Reply Date: 2022/07/13
More Info
Post-anesthesia complications, particularly incontinence and pain, can be concerning for patients recovering from surgery. In your case, the combination of pre-existing gastrointestinal issues and the effects of anesthesia may have contributed to your symptoms.
Firstly, it’s important to understand that regional anesthesia, such as the spinal anesthesia you received, can temporarily affect the nerves that control bladder and bowel function. This can lead to urinary retention or incontinence, as well as bowel control issues. In your situation, the fact that you experienced involuntary leakage of urine and feces suggests that the nerve pathways responsible for these functions may have been temporarily disrupted by the anesthesia.
In general, the effects of spinal anesthesia can last several hours, and it’s not uncommon for patients to experience some degree of loss of sensation or control in the lower body until the anesthesia wears off completely. The timeline you provided, where the spinal anesthesia wore off by the next day but the nerve block in your left leg persisted, aligns with typical recovery patterns. However, the unexpected incontinence you described is less common and warrants further investigation.
Your underlying condition of irritable bowel syndrome (IBS) may also play a role in your current symptoms. IBS can cause episodes of diarrhea, abdominal pain, and urgency, which may be exacerbated by the stress of surgery and the effects of anesthesia. The combination of these factors could lead to a heightened sensitivity in your gastrointestinal tract, making it more difficult to control bowel movements, especially in the postoperative period when your body is still recovering.
Given your symptoms, it is advisable to communicate with your healthcare team, particularly the anesthesiologist or the surgeon who performed your procedure. They can provide a more thorough evaluation of your situation and determine if any additional interventions are necessary. It’s crucial to report any new or worsening symptoms, as they can help identify whether your incontinence is a temporary side effect of the anesthesia or if it requires further medical attention.
In terms of managing your pain, it’s important to follow the recommendations of your healthcare providers. If you are experiencing significant discomfort, medications such as acetaminophen (Panadol) may be appropriate, but it’s best to consult with your doctor before taking any new medications, especially in the context of your recent surgery and ongoing symptoms.

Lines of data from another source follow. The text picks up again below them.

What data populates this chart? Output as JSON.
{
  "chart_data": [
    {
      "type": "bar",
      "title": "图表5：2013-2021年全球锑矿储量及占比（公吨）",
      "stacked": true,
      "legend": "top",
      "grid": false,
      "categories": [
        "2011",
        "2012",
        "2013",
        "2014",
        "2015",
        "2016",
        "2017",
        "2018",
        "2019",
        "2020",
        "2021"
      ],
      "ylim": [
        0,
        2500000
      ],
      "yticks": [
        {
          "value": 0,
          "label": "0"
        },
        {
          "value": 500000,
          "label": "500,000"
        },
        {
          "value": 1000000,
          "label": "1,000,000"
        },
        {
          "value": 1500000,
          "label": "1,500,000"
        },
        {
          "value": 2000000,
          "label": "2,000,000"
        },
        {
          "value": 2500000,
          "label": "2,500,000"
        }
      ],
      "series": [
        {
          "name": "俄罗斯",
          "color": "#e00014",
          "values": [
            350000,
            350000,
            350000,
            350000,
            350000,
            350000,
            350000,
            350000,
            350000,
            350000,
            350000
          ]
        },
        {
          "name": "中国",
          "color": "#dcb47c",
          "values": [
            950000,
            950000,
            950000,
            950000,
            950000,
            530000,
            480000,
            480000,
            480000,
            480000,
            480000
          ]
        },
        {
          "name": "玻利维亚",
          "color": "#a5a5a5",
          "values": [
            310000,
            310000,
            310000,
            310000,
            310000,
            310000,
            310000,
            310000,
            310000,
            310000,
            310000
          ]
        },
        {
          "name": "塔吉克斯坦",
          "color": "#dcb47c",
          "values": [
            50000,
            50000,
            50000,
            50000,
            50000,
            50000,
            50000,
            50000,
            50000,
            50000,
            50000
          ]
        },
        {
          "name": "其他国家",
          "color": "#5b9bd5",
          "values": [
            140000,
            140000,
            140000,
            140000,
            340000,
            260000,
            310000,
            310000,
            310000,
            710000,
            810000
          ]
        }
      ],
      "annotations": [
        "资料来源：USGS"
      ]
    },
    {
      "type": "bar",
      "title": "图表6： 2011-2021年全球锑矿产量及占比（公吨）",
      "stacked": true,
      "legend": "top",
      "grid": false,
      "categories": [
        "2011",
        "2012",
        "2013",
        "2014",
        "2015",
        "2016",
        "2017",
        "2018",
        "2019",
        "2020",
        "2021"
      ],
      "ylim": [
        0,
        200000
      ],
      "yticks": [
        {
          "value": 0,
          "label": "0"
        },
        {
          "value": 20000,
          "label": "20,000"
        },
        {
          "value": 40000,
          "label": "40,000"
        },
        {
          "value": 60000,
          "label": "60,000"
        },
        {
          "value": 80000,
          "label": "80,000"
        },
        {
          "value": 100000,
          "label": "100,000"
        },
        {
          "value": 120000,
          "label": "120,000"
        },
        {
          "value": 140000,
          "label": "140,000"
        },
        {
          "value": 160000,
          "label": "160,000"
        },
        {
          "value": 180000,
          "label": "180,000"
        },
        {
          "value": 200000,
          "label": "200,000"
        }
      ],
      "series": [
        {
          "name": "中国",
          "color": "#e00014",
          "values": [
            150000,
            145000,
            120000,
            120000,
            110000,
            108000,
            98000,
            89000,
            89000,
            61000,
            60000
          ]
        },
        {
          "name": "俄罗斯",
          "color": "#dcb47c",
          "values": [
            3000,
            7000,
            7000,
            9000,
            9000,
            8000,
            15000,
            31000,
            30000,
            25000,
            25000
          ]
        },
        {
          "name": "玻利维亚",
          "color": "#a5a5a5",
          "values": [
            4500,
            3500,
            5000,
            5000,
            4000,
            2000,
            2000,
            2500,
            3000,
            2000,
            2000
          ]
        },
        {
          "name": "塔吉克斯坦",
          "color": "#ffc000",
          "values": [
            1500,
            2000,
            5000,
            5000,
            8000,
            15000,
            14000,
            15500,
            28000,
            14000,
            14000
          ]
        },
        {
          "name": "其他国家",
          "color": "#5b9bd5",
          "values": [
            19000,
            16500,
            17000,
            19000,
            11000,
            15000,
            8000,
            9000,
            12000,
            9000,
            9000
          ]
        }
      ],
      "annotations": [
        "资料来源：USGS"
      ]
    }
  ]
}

Lastly, if your symptoms persist or worsen, consider seeking a follow-up appointment with a gastroenterologist or a specialist in pelvic floor disorders. They can provide additional insights into managing your IBS and any potential complications related to your surgery and anesthesia.
In summary, while some degree of incontinence can occur after anesthesia, especially in the context of pre-existing gastrointestinal issues, it is essential to keep your healthcare team informed and involved in your recovery process. They can help ensure that you receive the appropriate care and support as you navigate these challenges.